In each iteration, a test is used to ascertain that zonal densities of service employment and residential population are within preset bounds. If test fall in:
| • | False: an iterative procedure (internal to the economic-base iterations) is used to reallocate the latest increments by changing the zonal attraction parameters |
| • | True: the outputs satisfy all convergence criteria and we find out the final solution |
The final output of the proposed model includes vectors of residential population and household-dependent employment, equilibrium trip pattern (trip tables), vectors of residential-attractor and service-attractor weights, equilibrium travel cost and equilibrium link flow.
CONCLUSIONS AND MODEL EXTENSIONS
In this study the integrated urban land use and transportation demand model based on Lowry linage was presented.

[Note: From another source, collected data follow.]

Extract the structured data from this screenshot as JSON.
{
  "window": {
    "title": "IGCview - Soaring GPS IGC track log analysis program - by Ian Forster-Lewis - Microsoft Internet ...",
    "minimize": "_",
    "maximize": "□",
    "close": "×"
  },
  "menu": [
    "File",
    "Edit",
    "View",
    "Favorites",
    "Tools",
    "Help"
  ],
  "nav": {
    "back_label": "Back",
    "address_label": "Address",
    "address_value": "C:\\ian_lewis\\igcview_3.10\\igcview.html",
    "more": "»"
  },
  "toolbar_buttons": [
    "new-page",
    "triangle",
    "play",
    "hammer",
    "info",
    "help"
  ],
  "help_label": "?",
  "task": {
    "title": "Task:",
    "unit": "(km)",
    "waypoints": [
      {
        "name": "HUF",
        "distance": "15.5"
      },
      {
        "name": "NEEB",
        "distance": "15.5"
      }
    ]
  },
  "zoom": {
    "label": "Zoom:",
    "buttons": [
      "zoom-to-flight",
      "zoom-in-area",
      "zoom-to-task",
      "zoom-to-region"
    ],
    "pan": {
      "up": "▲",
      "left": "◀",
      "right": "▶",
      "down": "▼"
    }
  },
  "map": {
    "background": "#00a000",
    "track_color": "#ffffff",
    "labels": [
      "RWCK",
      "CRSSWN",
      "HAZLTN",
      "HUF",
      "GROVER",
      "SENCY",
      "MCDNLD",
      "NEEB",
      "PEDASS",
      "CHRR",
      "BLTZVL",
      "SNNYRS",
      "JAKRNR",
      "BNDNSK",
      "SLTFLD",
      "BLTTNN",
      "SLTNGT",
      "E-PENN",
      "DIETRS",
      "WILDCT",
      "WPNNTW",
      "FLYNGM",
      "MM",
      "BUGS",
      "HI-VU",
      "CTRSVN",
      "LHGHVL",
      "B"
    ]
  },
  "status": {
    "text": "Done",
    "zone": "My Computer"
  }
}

We considered two combined sub models for the simultaneous prediction of activity location choices, trip distribution, mode choices and route choices. Sub models reformulated as an equivalent minimization problem. We used Evans algorithm to solve both sub models. We applied two sub models, the economic-base mechanism and the constraint procedure to develop a suitable framework of integrated land use and transportation demand model. The proposed model overcomes to three crucial shortcomings in the previous models:
| • | Consider to network congestion |
| • | Consider to equilibrium combined travel and activity location choices model |
| • | Consider to random utility maximization behavioral theory |
To calibrate the proposed model ML method can be used as standard approach. However the Evans algorithm that we justified to solve sub models converge in less iteration rather than the Frank-Wolfe algorithm and in each iteration, we have a feasible solution, in contrast it is not true for the Frank-Wolfe algorithm. Above issues are very important in large scale application.
This research has some potential for future extension. First, there is a need to apply the proposed model to real-world large-scale transportation networks, so that the behavioral richness and computational tractability of the model can be empirically verified. Second, it would be very productive to reformulate the model so that it allows interactions among respective modal networks. Third, it is valuable incorporating trip chaining behavior in proposed integrated model.